Dirut BPJS Soal KIS: Kami Sudah Koordinasi dengan Kantor Transisi

Dirut BPJS Soal KIS: Kami Sudah Koordinasi dengan Kantor Transisi

- detikNews
Sabtu, 06 Sep 2014 20:20 WIB
Dirut BPJS Soal KIS: Kami Sudah Koordinasi dengan Kantor Transisi
Jakarta - ‎Rencana pengguliran program Kartu Indonesia Sehat (KIS) ternyata sudah dikoordinasikan dengan Badan Penyelenggara Jaminan Sosial (BPJS). Koordinasi ini dilakukan oleh perwakilan Kantor Transisi.

"Sudah ada (berhubungan dengan Kantor Transisi), di bawah Anies Baswedan. Karena yang KIS di bawah Anies," ungkap Direktur Utama BPJS Fachmi Idris usai acara pameran dan seminar 'Indonesia Menjawab Tantangan Masa Depan' di Tugu Proklamasi, Menteng, Jakarta Pusat, Sabtu (6/9/2014).

Anies Baswedan adalah Deputi Tim Kantor Transisi. Lebih lanjut, Fachmi‎ menuturkan BPJS bakal menyesuaikan konsep KIS yang digagas Presiden terpilih Joko Widodo. Ini karena nantinya BPJS bakal di bawah kekuasaan Presiden.

SCROLL TO CONTINUE WITH CONTENT

"‎Karena BPJS ini lemabaga di bawah Presiden, tentu ini nanti menunggu arahan Presiden," kata Fachmi.

Nantinya, KIS akan berjalan sesuai dengan undang-undang ‎yang mengatur Sistem Jaminan Sosial Nasional (SJSN). ‎"Jadi siapapun presidennya saya kira akan mengacu pada regulasi yang ada‎," simpul Fachmi.

Menurut penafsiran Fachmi, KIS merupakan bentuk Jaminan Kesehatan Nasional (JKN) yang ditambahi sejumlah upaya penyempurnaan. Jadi KIS tidak akan bentrok dengan sistem BPJS selama masih mengikuti regulasi yang ada.

"‎BPJS tentu akan siap menyesuaikan program KIS dan sangat yakin KIS itu pasti akan merujuk pada UU JSN (Jaminan Sosial Nasional)," ujarnya.

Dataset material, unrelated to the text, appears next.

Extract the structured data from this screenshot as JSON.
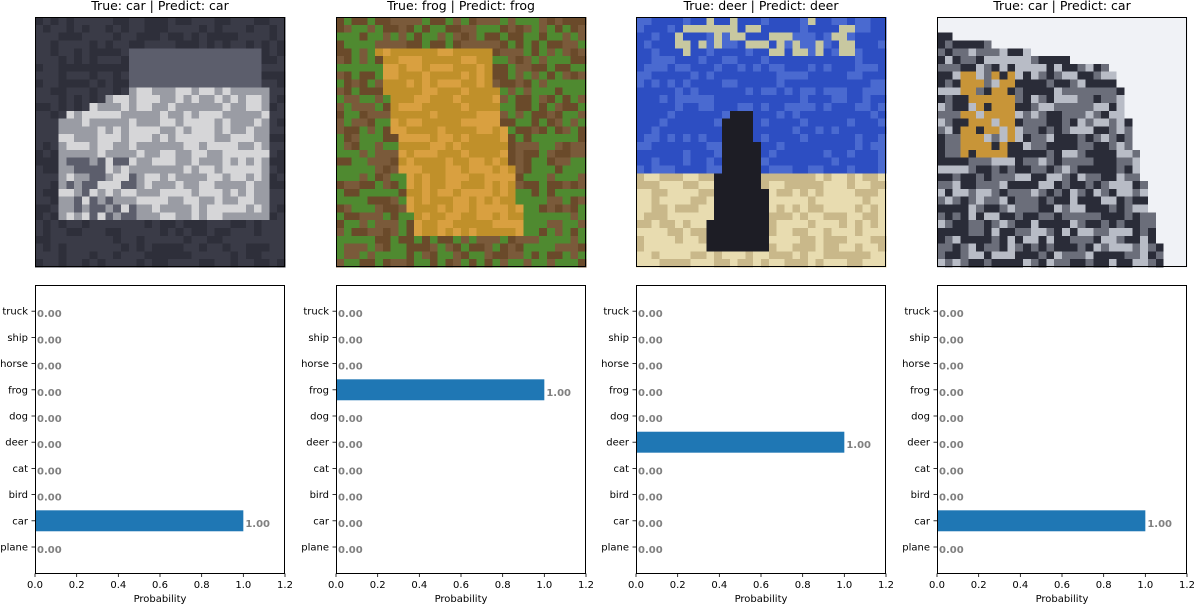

Menurut pemahaman Fachmi, nilai 'plus' yang akan diupayakan KIS yakni‎ pertama, penambahan peserta jaminan dari kalangan tak mampu. Plus kedua, premi iuran yang selama ini belum sesuai akan ditambah. Plus yang ketiga, penguatan program promotif preventif yakni pencegahan supaya peserta jaminan tidak bertambah jumlah yang sakit.

"Saya belum bisa terjemahkan, tapi saya bayangkan ‎KIS itu sebagai progres jaminan kesehatan yang bersifat plus plus plus," kata Fachmi dengan imaginatif.

‎Mendalami poin plus kedua, yakni seperti yang diucapkan Fachmi, "Premi iuran yang selama ini belum sesuai akan ditambah", nantinya Premi iuran yang naik itu akan dipakai untuk memperbaiki fasilitas dan layanan dalam jaminan kesehatan program KIS. Soalnya, selama ini subsidi per kepala untuk orang miskin hanya Rp 19.225,00. Padahal dahulu, Dewan Jaminan Kesehatan Nasional merencanakan subsidi untuk orang miskin sebesar Rp 27.000,00. per bulannya.

"‎Kalau ditambah iurannya per bulan, itu (akan bisa diperbaiki layanannya)," tandas Fachmi.